Jak nie ma dziur - to strata mleczaków,
nie jest jakimś istotnym problemem.
Tu tak samo...
Przytulenie
witaj ponownie
Jak zwykle wpadasz na chwilkę i piszesz kilka słów.Sprawiasz wrażenie osoby bardzo zajętej w realnym świecie która co prawda nie jest zbyt szczęśliwa i mimo że przydałoby się wsparcie to szkoda czasu by przysiąść i chwilę zostać.Zostawiasz informację .Epilog lepiej napisać pod historią niż jako osobny wątek. Dlaczego robisz teraz rachunek sumienia ?..,,Jest parę takich rzeczy,ktore chcialabym zmienic lub naprawic,ale wiem ze banka,ktora pekla juz nigdy nie odzyska swojego idealnego ksztaltu...."a co jest idealne? To że coś zmieni wygląd,będzie inaczej pachnieć nie znaczy że nie jest piękne,jest tylko...piękne inaczej.Czasem zamiast wracać do tego co było,kalkulować ,analizować stwierdzić że nie wyszło lepiej się odciąć.Idąc dalej bez złej energii która jest kulą u nogi otworzyć nowy rozdział.Forgotten zostań chwilę.
Forgotten napisał/a:
To zaskakujace ile zlych rzeczy pamietam a jak malo tych dobrych,jak szybko zapominam o tym,co trwac mogloby wiecznie.Jest pare takich rzeczy,ktore chcialabym zmienic lub naprawic,ale wiem ze banka,ktora pekla juz nigdy nie odzyska swojego idealnego ksztaltu.
Nie musi.

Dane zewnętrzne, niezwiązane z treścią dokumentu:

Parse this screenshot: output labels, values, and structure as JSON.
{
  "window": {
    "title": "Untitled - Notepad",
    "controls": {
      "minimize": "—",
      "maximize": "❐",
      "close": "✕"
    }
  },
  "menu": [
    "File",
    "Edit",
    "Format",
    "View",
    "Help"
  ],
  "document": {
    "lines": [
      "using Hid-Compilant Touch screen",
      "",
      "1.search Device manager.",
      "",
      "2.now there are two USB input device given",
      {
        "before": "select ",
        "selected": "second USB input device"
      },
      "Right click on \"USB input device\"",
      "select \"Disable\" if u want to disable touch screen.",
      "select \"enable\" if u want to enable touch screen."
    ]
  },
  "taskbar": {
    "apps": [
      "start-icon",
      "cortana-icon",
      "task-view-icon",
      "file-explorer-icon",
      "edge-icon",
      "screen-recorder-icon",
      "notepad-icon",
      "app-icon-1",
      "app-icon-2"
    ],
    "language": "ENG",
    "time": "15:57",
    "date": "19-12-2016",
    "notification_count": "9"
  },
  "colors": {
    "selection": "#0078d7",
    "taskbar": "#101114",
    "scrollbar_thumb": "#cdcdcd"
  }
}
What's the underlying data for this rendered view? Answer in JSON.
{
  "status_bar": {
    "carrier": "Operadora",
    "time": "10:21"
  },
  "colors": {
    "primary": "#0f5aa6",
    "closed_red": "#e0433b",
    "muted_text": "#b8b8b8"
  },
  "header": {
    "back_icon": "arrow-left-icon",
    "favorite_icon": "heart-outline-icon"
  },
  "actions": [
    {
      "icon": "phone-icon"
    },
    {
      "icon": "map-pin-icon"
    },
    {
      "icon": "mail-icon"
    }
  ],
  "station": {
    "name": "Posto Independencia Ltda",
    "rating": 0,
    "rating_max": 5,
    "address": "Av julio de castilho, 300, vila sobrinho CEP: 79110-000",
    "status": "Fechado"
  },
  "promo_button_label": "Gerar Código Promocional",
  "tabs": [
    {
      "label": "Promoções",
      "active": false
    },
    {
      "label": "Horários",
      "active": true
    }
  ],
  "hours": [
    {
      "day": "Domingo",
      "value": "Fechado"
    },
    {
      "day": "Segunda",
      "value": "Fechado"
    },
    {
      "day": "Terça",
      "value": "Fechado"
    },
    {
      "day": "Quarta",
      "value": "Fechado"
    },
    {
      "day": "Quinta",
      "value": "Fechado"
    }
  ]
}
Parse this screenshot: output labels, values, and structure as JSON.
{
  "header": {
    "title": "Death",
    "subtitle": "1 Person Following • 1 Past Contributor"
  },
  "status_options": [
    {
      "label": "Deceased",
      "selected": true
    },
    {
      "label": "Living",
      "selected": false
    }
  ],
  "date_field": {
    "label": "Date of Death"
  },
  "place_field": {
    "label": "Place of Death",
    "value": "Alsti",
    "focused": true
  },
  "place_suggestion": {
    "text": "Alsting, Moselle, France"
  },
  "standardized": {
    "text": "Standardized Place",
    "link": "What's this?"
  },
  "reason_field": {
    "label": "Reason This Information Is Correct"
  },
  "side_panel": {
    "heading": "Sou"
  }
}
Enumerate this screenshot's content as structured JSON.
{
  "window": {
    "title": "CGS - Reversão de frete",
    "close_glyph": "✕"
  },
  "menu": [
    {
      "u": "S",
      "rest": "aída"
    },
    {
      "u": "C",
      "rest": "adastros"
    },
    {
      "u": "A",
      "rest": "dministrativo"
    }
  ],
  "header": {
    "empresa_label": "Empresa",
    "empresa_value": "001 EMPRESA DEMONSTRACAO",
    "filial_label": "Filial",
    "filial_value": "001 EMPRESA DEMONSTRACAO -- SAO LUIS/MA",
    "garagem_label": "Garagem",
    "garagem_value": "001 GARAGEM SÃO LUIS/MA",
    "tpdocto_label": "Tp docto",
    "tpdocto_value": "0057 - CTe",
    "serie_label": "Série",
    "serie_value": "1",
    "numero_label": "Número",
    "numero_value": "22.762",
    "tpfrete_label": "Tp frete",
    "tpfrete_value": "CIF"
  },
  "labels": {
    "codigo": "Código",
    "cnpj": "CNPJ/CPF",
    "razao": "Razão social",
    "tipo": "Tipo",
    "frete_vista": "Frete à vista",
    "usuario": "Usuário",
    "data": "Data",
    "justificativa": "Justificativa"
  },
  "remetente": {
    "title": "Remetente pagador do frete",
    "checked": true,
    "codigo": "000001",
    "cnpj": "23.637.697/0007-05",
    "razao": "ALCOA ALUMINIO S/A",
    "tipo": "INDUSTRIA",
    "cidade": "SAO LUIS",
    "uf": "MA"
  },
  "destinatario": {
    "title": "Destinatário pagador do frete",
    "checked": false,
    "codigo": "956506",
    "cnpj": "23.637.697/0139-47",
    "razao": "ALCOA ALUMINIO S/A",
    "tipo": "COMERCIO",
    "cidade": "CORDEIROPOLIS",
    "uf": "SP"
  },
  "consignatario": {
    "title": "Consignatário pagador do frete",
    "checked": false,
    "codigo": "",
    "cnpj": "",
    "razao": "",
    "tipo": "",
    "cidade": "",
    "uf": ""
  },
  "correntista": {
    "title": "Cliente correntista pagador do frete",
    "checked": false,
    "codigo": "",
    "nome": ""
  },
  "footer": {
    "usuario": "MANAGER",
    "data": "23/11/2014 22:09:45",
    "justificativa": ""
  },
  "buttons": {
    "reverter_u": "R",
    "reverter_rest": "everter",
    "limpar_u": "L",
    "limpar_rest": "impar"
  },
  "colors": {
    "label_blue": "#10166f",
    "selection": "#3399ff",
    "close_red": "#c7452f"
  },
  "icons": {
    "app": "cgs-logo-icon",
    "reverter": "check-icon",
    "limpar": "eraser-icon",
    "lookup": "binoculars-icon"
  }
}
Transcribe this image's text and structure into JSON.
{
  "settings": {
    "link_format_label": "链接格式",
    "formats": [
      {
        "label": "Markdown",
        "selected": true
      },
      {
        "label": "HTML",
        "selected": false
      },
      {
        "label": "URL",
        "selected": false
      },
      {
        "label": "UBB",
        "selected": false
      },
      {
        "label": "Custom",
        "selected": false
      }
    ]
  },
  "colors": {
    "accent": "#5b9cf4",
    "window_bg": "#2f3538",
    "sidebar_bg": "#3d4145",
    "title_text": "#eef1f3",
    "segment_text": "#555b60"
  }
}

Nie powinno mieć to już żadnego znaczenia.
Proszę, włącz napisy i posłuchaj w wolnej chwili: http://youtu.be/hlQAgV4wqHg
Życie jest jak mur z 1000 cegieł. Raptem jedna czy dwie z nich nie wyszły tak, jak tego chcemy. Ale są tak na prawdę już nieistotne.